This is not as surprising as one would think. In the Ryan budget, his Medicare proposal, which would provide vouchers so that recipients can purchase their own insurance, does not cover current users of the system. The Democrats can use all the scare tactics they wish, but as far as senior citizens are concerned, the Ryan budget proposals offer no change to how they receive the benefit.
Josh Kraushaar of the National Journal:
A new Gallup/USA Today poll contains a counterintuitive finding: the age group most receptive to House Budget Chair Paul Ryan’s plan to deal with the budget – seniors.
The poll finds 48 percent of seniors (those 65 and over) support Ryan’s plan over President Obama’s plan, while 42 percent back the president.

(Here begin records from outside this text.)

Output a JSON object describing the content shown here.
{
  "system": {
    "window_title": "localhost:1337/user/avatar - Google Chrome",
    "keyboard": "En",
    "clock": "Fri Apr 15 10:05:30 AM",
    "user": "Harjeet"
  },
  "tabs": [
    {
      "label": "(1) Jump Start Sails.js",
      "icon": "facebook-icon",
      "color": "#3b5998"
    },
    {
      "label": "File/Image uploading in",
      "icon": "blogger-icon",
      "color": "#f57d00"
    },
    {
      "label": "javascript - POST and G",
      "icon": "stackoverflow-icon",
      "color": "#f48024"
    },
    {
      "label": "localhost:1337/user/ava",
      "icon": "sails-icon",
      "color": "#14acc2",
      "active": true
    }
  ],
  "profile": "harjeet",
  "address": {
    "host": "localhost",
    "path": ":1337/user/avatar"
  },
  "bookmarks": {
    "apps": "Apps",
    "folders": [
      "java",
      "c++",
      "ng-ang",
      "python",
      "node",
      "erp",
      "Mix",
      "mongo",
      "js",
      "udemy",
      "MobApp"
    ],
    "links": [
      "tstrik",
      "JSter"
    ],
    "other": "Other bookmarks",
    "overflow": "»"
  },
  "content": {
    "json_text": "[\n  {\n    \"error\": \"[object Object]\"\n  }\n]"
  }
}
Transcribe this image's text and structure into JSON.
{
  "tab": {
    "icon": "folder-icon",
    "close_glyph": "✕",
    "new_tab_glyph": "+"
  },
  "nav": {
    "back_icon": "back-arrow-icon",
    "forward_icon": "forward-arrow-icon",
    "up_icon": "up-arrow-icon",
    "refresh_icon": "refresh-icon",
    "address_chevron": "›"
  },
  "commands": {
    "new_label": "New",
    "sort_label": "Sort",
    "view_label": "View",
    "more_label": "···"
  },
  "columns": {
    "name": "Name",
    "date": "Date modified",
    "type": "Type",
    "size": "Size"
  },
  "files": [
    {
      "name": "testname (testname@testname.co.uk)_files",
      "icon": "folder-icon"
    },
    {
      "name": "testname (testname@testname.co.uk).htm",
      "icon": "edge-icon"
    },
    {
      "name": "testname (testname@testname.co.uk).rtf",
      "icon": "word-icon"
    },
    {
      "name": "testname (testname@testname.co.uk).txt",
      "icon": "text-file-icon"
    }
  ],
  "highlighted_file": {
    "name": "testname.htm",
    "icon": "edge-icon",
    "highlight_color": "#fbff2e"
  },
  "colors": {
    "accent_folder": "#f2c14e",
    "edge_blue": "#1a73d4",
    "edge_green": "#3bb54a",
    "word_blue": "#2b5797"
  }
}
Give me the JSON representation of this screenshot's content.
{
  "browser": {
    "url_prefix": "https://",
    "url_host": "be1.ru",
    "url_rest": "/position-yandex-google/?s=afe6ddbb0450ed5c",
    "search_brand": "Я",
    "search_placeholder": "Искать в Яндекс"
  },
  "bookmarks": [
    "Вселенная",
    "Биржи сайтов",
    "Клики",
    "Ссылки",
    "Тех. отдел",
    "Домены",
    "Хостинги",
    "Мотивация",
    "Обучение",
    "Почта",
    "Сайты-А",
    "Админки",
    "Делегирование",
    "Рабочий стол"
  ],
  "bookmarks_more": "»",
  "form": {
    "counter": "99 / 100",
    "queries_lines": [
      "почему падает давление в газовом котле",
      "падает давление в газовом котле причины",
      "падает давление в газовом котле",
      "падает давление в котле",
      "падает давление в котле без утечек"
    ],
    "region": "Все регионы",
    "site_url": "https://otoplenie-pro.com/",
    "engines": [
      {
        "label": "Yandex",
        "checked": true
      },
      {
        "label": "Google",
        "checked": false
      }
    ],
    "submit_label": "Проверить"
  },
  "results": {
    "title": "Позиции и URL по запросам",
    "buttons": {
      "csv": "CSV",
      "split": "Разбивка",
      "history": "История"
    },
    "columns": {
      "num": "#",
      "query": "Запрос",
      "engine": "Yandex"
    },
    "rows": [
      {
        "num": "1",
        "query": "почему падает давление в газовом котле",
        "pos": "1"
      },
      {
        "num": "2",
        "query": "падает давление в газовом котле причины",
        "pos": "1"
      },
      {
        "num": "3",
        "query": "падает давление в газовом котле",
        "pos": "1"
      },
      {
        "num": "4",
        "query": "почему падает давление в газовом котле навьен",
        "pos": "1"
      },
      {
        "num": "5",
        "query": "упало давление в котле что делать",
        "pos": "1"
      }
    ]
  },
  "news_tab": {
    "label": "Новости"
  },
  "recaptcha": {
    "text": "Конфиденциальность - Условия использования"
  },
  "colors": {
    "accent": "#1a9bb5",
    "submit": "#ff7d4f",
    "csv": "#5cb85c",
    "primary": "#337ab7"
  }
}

That’s the highest total among the age groups tested – a 47 percent plurality between the ages of 50 and 64 backed Ryan, and a 45 percent plurality of those between 30-49 backed Ryan. But young voters overwhelmingly sided with Obama by a 23-point margin, 53 to 30 percent.
Overall, 44 percent back Obama’s plan, while 43 percent support Ryan.
Republicans hold a double-digit lead over Democrats in public perception of which party would do a better job dealing with the federal budget, according to the survey. 48 percent prefer Republicans, while 36 percent prefer Democrats in Congress.
Apparently, younger voters haven’t caught on to the fact that Medicare is going bust and their taxes are going to be raised significantly to pay for it in its present form. A little hard truth from Romney/Ryan aimed at the younger generation would narrow that gap significantly. If they want any kind of subsidized health care when they hit old age, it would behoove us to reform the system now. The longer we wait, the more painful it will become.
This is what makes Ryan a prophet. Ten years from now, if we do nothing, Medicare costs will increase from $560 billion in 2010 to $1 trillion by 2022. By that time, his plan to reform Medicare will look like a walk in the park. What is considered “radical” today will be a necessity in a decade.